On lucky occasions, a few upperclassmen got invited to Mr. Tomarchio's house for dinner and discussion...you know, whatever upperclassmen knew that the unenabled don't. A senior described this to me once, saying that he and his friends had recently been to "Mr. John Tomarchio's well-appointed bachelor flat." He said it with a facetious smirk, which is really the best way to use words like that--you have to give them their due, acknowledging that they are outmoded, if you want your appreciation of them to overshadow the suspicion of pretension warranted by their use.

Words are...

I forget what I was going to say.

© thechelseagrin

Driving into Providence last night gave me this feeling like Columbus must have had. To my suburban southern California-bred mind, this feels like the edge of the world. You don't end up here by accident. And here I am. Every other destination seemed at least plausible. Now I'm in Rhode Island. How did that happen?

---

I feel like I've conquered something, arriving here. Standing at the edge of Hope Street and looking out at the barges, I feel indomitable.

And I'm happy to see Jess.

So I feel like I should come up with a better word than "shitty" to describe the underlying feeling brought on by reconnecting with her.

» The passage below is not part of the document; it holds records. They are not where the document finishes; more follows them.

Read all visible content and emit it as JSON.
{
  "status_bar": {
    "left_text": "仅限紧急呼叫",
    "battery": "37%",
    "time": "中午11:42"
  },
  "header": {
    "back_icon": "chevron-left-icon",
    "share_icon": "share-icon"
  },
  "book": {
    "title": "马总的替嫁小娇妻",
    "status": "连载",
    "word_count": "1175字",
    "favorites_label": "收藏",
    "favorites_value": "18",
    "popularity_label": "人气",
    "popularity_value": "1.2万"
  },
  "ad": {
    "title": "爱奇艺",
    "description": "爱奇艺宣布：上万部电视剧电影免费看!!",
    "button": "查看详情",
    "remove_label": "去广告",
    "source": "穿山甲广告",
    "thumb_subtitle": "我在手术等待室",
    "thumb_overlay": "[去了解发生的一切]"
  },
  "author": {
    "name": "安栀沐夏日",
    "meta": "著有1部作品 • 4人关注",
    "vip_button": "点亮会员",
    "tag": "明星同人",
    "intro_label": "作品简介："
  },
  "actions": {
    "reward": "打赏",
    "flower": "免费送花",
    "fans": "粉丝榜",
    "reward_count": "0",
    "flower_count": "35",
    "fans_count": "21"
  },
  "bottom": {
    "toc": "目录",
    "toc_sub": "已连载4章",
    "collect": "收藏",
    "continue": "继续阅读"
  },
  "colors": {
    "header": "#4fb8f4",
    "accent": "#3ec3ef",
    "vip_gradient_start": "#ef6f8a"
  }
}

It's nothing to do with her--can I make that perfectly clear? She seems wonderfully sure-footed, which is a different thing from circumstantially happy. It's a hard thing to translate life from San Diego to Providence, she tells me; it's cold as fuck here, and the living is not as cheap as you might think. But the happiness I see in her is nothing to do with Rhode Island. It's that she seems to now be in charge.

© thechelseagrin

The shitty feeling, for which I'd rather have a different word, comes from remembering the conversations that made us friends, the commiseration over helplessly codependent tendencies and haplessly brief romantic interludes. It comes from remembering, when I see her, how we met the perfect guys, with the same name, at the same time, and waded into that perilous territory with the same split odds of getting shattered or growing more whole. It comes from seeing where she now lives, with this guy, in this apartment that keeps the cold and the grey out, where I am only visiting.

The word I've settled on is "wretched."

I don't have to think about it, but apparently I want to. In fact, I've been thinking about it a lot, lately.